Cuore, ormoni tiroidei, vitamina D: una curiosa triade
Una curiosa triade
Studi sperimentali hanno provato che, incredibilmente, la somministrazione di ormoni tiroidei (TSH) sia in grado di ridurre i danni di un infarto. In seguito, per esempio, ad infarto miocardico acuto (IMA), tali ormoni migliorerebbero la funzione miocardica. Oggi possono dirsi assodati i legami funzionali tra sistema cardiovascolare, ormoni tiroidei e vitamina D. Proprio pochi giorni fa uno studio ha dettagliato quelle che potrebbero essere le anomalie provocate da questa triade. Per esempio, al manifestarsi di un infarto, anomalie della tiroide anche minime (ad es. Sindrome da T3 bassa), potrebbero associarsi a prognosi avversa.
Anche la vitamina D, quando non presente nelle giuste quantità, può causare patologie cardiovascolari. La carenza di questa sostanza, infatti, non è solo all’origine di problemi alle ossa, come si crede comunemente, ma di diverse altre patologie: diabete di tipo 2, neoplasie, malattie da stress ossidativo (es. Hailey Hailey Disease), malattie infiammatorie (es. Sindrome di Sjögren), malattie autoimmuni e via dicendo.
Indaghiamo più nel dettaglio la fisiopatologia di questa triade – ormoni tiroidei, vitamina D e sistema cardiovascolare – che opera in modo così stretto.
La vitamina D e il sistema cardiovascolare
É noto che la vitamina D influenzi le malattie cardiometaboliche attraverso numerosi meccanismi: modulazione dell’attività muscolare, del sistema renina-angiotensina-aldosterone, dello stress ossidativo e della risposta infiammatoria. La grande novità consiste nel fatto che il rischio cardiovascolare oggi, per la prima volta, viene legato alla quantità ematica di vitamina D. Se i recettori della vitamina D sono presenti in una varietà di cellule e tessuti, incluse le cellule del muscolo cardiaco, non deve stupire più di tanto il dato che la vitamina D possa influenzare la contrattilità cardiaca. Proprio per queste ragioni la carenza cronica di questa sostanza predisporrebbe all’ipertensione e alla fibrillazione atriale e aumenterebbe, di conseguenza, il rischio di aritmie letali. Purtroppo, per ovviare a queste situazioni, non sempre basta l’assunzione di integratori a base di vitamina D: in moltissimi, infatti, in età adulta, sviluppano resistenza a questa sostanza.

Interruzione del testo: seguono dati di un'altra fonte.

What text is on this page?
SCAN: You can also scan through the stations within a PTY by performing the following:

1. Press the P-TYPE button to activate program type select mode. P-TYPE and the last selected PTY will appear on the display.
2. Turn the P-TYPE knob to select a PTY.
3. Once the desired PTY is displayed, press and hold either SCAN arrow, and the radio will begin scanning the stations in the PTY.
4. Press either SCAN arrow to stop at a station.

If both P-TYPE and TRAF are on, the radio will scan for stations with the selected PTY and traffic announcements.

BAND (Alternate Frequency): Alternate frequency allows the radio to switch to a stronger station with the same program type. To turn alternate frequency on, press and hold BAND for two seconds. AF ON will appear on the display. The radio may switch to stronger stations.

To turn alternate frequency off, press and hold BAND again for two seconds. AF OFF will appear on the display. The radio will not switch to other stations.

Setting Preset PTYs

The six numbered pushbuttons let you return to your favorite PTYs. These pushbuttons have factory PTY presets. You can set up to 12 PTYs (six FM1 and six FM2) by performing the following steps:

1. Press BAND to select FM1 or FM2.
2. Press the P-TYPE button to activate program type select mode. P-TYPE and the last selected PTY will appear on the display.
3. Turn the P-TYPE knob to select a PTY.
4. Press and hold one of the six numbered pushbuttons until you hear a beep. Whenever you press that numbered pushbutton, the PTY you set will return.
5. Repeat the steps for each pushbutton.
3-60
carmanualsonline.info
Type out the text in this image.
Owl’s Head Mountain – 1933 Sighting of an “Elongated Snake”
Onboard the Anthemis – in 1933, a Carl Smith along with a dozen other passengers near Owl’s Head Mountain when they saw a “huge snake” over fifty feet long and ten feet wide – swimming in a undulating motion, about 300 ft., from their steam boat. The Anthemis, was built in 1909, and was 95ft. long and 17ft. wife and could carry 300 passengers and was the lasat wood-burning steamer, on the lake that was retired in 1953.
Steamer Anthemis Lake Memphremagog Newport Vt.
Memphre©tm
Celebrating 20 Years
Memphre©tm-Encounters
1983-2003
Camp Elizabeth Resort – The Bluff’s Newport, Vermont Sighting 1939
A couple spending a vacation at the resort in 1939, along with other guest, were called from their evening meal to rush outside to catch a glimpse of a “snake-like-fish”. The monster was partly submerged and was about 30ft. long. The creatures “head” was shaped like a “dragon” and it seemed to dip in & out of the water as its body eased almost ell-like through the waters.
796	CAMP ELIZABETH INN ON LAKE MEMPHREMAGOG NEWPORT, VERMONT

Gli ormoni tiroidei e il cuore
Ampiamente riconosciuto è il ruolo degli ormoni tiroidei nel sistema cardiovascolare: lievi alterazione di questi ormoni possono aumentare il rischio di patologie cardiovascolari. Gli ormoni tiroidei, inoltre, giocando un ruolo cruciale nella regolazione di tutte le funzioni metaboliche del corpo umano, agiscono a livello cardiovascolare, influenzandone contrattilità cardiaca e resistenza vascolare sistemica. Non solo. Nelle malattie croniche, essi sono in grado di promuovere processi rigenerativi e riparativi ai fini di compensare condizioni di stress sistemico (Sabatino et al.,2014): in altre parole, sono in grado di avviare lo sviluppo di nuovi vasi sanguigni (angiogenesi), ridurre la morte cellulare (apoptosi) e migliorare la funzione ventricolare.
La vitamina D e le malattie della tiroide
L’apporto di vitamina D riveste, come attestano numerosi studi, un ruolo chiave anche nella predisposizione a molte malattie autoimmuni (sclerosi multipla, diabete di tipo 1, artrite reumatoide e via dicendo), anche della tiroide: tiroidite di Hashimoto, di Graves, post-partum. Non solo. Scarsi livelli ematici di vitamina D potrebbero giocare un ruolo persino sulla insorgenza e progressione del cancro della tiroide. Questa sostanza, di conseguenza, potrebbe rivelarsi utilissima nel trattamento di questa patologia, al netto di difficoltà ad assorbirla, come già accennato.
Il nostro corpo, insomma, non funziona per compartimenti stagni, ma esiste in funzione delle numerosissime interazioni tra le sostanze che in esso viaggiano. Per scoprirne i segreti profondi, è necessario proprio lavorare per decifrare queste interazioni, questo alfabeto nascosto.